ACE2019: Faculty Impact on Career Readiness
Representatives from Strada Education Network, the Career Leadership Collective, and the Association of College and University Educators (ACUE) joined forces to facilitate the session “From Impactful Classes to Rewarding Careers: The Unique Influence of Faculty on Students’ Career Readiness and Satisfaction” to a packed room of highly engaged attendees at ACE2019.
The session focused on how colleges and universities can integrate career guidance and readiness throughout the student experience—including in the classroom and in online courses—and embrace the unique influence that faculty have in students’ success after college. Gallup-Purdue research has found that when recent graduates report having a mentor, 80 percent of the time they say that mentor was a faculty member. Students spend more time with their professors than any other college advisor, counselor, or support professional, which makes faculty best positioned to have the greatest impact.

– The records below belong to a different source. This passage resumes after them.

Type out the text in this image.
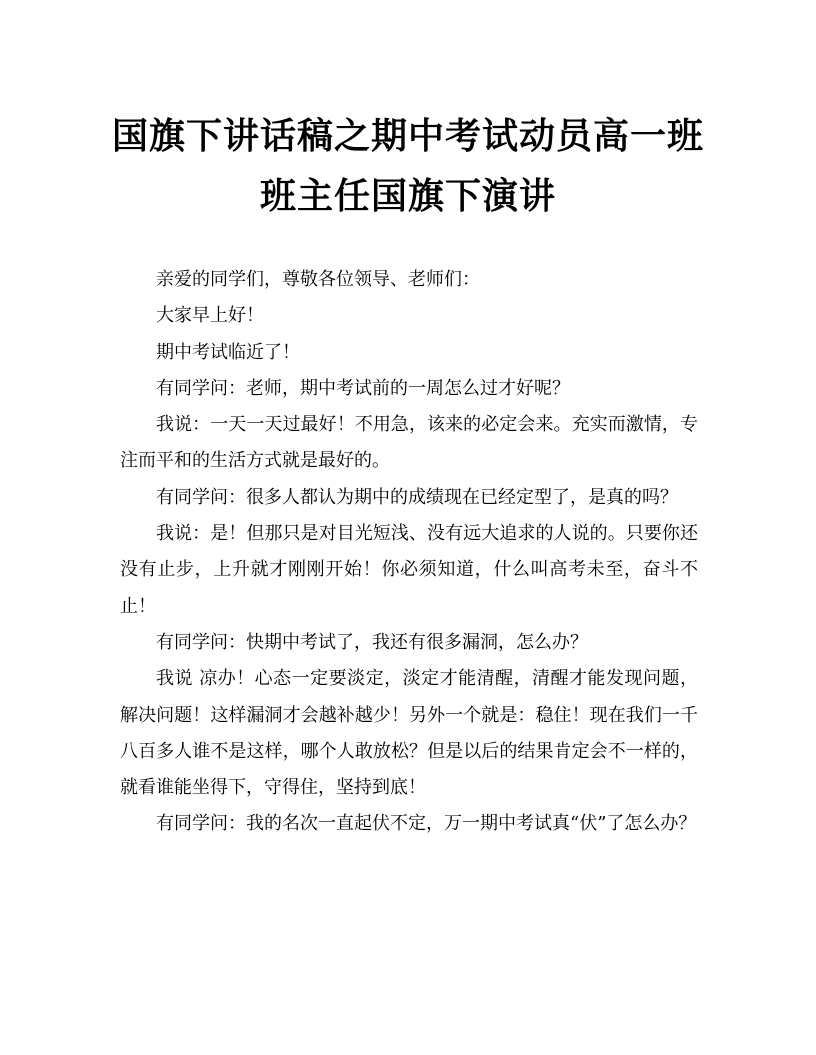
国旗下讲话稿之期中考试动员高一班
班主任国旗下演讲

亲爱的同学们，尊敬各位领导、老师们：

大家早上好！

期中考试临近了！

有同学问：老师，期中考试前的一周怎么过才好呢？

我说：一天一天过最好！不用急，该来的必定会来。充实而激情，专注而平和的生活方式就是最好的。

有同学问：很多人都认为期中的成绩现在已经定型了，是真的吗？

我说：是！但那只是对目光短浅、没有远大追求的人说的。只要你还没有止步，上升就才刚刚开始！你必须知道，什么叫高考未至，奋斗不止！

有同学问：快期中考试了，我还有很多漏洞，怎么办？

我说 凉办！心态一定要淡定，淡定才能清醒，清醒才能发现问题，解决问题！这样漏洞才会越补越少！另外一个就是：稳住！现在我们一千八百多人谁不是这样，哪个人敢放松？但是以后的结果肯定会不一样的，就看谁能坐得下，守得住，坚持到底！

有同学问：我的名次一直起伏不定，万一期中考试真“伏”了怎么办？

“We’re moving into a slightly new shift,” said Jeremy Podany, CEO and founder of The Collective. “It used to be that students would say ‘Who’s the expert? Where’s the career expert I can go to?’ And now they say, ‘Who do I trust? Who am I in front of the most? Who have I built a relationship with?’”
As Paul De Giusti, vice president of external and government affairs at Strada, shared, 39 percent of college students say they never visited their school’s career services office. This supports the need to equip faculty to have career conversations with students, extending the efforts of career service professionals, in order to strengthen the pathways from education to employment—Strada’s mission—and weave career education into the fabric of the student life cycle, the focus of The Collective.
ACUE, in collaboration with the Council of Independent Colleges (CIC), Strada, and The Collective, developed an online course in career guidance and readiness to prepare, support, and credential faculty in engaging in career conversations with students and helping students cultivate the soft skills employers are seeking. Over 550 faculty members across 26 CIC member institutions are currently enrolled as part of the CIC Consortium for Instructional Excellence and Career Guidance.
Penny MacCormack, ACUE’s chief academic officer, explained that participating faculty learn the core teaching competencies aligned to ACUE’s Effective Practice Framework, but they also complete dedicated learning modules on career guidance and readiness and receive career-focused facilitation when engaging in the course in cohorts.
“We wanted to make sure that faculty have the level of support they need to learn and put into practice the teaching techniques that are evidence based, that we know increase engagement, motivation, and deep learning,” MacCormack said. “And when I say that our mission is to ensure student success, student success for me and for [ACUE] means students graduate with a meaningful degree prepared for their future.”
MacCormack called upon the audience to consider the three experiences faculty can have with students that positively influence their future engagement in the workplace and general sense of well-being: “One professor excited me about learning, one professor encouraged me about my future goals, and one professor cared about me as a person.”
The result? According to MacCormack, these graduates would be “the happiest people you’ll ever meet.” And to the audience, she said, “We can do that. We can make sure that happens.”